Nilla wafer pudding brought back memories of my own childhood growing up in a small community. I don't recall that my mother ever made anything as exotic as a meringue topping on the banana puddings from her kitchen, but they were delicious.



I found the original Nabisco recipe for Nilla Banana Pudding here. It 's easy to make, and I have to say there was something refreshing about watching the pudding thicken as it cooked over the double boiler.

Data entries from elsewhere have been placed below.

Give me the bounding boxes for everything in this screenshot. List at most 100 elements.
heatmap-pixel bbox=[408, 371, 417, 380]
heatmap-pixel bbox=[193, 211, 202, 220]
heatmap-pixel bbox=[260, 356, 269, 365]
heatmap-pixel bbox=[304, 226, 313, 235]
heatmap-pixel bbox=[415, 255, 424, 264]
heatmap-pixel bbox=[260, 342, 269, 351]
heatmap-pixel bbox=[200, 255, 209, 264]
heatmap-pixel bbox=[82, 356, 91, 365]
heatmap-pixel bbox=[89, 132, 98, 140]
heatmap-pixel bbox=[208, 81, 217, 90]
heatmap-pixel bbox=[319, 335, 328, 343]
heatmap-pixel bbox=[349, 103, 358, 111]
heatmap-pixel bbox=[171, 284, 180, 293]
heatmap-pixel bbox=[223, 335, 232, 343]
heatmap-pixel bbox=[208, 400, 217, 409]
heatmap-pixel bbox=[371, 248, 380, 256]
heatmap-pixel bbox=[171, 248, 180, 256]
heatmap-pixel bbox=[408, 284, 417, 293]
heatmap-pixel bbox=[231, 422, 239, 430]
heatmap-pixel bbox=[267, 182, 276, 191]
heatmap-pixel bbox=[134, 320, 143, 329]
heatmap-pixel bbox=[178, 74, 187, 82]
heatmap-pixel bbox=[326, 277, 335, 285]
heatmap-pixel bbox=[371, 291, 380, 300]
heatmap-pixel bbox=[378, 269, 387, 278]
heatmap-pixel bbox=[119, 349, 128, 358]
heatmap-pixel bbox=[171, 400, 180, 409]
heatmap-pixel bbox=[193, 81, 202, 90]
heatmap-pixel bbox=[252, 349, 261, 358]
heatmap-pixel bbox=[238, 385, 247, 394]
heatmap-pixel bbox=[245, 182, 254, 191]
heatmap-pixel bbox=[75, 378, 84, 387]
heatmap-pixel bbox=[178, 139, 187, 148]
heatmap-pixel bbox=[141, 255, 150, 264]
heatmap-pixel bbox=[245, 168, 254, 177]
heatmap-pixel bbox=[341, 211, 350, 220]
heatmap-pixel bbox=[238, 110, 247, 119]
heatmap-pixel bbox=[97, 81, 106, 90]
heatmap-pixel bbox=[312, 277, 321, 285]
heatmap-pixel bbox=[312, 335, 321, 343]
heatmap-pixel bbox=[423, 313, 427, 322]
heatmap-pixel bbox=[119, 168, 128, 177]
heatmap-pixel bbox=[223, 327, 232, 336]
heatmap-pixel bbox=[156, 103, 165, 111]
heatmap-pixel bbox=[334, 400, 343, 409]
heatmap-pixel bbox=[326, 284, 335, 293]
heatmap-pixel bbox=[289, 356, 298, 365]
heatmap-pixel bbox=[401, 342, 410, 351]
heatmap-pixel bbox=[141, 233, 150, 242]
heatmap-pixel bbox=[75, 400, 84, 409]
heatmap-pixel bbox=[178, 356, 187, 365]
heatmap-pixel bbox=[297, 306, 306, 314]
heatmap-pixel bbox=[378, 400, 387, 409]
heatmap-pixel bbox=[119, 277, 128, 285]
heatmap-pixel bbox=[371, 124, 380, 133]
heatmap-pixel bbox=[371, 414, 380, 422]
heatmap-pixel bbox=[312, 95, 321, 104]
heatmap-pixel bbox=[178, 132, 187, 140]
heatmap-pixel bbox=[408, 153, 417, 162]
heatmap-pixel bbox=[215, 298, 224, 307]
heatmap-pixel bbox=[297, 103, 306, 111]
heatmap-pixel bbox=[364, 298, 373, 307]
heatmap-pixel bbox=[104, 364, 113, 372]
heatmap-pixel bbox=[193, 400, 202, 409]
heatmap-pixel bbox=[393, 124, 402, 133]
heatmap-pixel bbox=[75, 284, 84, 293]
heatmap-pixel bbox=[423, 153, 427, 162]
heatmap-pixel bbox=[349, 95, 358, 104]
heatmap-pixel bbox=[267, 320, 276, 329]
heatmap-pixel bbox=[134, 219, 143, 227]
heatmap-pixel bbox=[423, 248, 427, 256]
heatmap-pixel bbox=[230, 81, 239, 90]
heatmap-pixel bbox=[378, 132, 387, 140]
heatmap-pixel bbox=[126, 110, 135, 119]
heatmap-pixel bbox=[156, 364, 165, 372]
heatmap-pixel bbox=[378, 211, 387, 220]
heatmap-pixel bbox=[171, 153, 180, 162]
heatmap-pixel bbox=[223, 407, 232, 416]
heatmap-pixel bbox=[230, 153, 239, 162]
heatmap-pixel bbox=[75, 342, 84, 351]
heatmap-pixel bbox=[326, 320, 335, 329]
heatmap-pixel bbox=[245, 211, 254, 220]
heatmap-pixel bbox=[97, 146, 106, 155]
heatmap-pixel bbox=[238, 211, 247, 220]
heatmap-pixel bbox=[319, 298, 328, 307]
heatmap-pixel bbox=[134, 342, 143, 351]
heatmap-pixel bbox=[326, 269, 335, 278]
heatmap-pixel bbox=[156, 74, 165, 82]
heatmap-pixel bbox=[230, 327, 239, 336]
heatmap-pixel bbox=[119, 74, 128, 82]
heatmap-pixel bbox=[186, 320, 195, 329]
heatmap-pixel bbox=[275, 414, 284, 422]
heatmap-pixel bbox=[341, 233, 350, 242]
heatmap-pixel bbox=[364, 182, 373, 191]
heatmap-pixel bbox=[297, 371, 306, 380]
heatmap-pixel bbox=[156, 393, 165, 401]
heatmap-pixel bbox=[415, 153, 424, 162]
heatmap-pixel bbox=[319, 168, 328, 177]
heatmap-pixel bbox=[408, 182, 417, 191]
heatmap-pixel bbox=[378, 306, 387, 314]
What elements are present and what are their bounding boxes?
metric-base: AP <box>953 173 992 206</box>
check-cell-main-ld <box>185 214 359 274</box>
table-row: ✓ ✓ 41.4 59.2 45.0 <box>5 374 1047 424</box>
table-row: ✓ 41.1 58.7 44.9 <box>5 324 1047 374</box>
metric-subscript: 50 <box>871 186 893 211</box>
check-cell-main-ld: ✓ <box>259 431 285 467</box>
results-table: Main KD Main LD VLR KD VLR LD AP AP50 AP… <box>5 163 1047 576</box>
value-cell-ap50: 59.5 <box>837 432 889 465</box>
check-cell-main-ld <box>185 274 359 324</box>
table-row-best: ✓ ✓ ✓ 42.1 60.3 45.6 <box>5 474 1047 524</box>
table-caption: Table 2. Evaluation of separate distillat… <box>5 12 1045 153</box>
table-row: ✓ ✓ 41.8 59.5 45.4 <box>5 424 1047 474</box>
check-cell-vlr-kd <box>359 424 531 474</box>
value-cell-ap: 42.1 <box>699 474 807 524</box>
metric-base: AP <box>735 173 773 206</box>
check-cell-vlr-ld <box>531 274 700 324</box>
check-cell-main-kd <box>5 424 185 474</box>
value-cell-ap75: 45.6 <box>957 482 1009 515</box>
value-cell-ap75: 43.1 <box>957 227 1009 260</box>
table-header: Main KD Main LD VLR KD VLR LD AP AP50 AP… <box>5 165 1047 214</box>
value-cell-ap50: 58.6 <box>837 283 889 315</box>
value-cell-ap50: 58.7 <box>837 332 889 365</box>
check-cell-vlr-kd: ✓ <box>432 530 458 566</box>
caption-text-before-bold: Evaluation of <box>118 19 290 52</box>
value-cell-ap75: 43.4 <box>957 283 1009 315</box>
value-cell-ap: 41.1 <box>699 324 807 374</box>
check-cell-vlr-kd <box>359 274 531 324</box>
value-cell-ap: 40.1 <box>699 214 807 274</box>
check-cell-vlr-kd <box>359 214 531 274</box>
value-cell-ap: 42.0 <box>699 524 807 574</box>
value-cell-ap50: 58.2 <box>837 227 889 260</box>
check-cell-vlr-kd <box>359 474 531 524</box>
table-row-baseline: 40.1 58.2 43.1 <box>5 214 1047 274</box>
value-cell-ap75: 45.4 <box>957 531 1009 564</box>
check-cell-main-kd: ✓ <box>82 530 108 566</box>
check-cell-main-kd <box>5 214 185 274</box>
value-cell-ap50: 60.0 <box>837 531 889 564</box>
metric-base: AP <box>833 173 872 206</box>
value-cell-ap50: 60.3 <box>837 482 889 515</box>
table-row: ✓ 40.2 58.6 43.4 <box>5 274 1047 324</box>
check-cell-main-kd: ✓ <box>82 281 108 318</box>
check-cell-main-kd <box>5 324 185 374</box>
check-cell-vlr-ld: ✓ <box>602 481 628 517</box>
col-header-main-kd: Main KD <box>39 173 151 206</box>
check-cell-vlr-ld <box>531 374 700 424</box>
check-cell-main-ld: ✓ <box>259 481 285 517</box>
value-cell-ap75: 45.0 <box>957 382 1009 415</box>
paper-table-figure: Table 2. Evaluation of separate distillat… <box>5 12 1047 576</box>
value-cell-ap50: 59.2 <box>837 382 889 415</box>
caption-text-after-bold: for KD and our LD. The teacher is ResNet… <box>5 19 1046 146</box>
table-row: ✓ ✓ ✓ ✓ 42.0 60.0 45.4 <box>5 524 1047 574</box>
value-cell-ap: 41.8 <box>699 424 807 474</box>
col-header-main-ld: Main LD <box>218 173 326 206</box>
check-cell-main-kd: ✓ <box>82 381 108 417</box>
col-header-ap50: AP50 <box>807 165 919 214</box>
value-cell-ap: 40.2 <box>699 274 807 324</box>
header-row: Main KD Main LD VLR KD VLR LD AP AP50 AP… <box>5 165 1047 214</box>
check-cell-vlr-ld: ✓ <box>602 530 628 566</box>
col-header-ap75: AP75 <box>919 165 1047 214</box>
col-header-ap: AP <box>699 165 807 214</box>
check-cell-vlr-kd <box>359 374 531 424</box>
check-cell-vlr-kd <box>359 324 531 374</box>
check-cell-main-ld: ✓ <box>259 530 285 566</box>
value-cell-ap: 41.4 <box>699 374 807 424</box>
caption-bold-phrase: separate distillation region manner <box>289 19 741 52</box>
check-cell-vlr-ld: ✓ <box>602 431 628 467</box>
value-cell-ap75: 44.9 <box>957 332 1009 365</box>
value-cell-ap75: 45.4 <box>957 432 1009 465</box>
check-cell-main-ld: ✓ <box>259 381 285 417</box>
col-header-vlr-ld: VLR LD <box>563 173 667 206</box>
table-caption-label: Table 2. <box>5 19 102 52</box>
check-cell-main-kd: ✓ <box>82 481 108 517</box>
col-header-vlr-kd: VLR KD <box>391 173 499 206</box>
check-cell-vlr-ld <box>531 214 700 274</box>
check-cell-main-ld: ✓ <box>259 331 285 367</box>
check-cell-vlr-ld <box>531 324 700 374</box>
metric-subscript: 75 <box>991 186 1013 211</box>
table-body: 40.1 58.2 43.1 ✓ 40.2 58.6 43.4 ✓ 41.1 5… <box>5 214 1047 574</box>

The meringue topping was definitely

the crowning glory for my taste buds!

Try it!



I'm not a voracious reader like most who share at FFT, and I'm ashamed to admit that this book lingered on my bedside table far too long before I opened its covers. Waldman is a master at character development and gives her readers an intimate look into the lives of those who fill the pages of her books. Her stories are love stories woven with honesty and the pain that many encounter when one loves deeply. A favorite quote I'll long remember from this work: "A long marriage, like a classic wooden boat, could be a thing of grace, but only if great effort was devoted to its maintenance."



Though RED HOOK ROAD is a story of tragic death, complicated relationships, and the painful journey of two families who must learn to cope with unbearable loss, don't be reluctant to read this one. Ayelet Waldman's writing offers up beautiful lessons to be gained, and there's plenty of Nilla wafer pudding in the offering.



Coastal Maine has long held a bit of mystique for me. It seems to be a far away world of rugged coastlines, wooden boats, lobster boils, and clam bakes. Perhaps a 4th of July spent at a summer house on the coast of Maine would be a nice change for this Texas girl.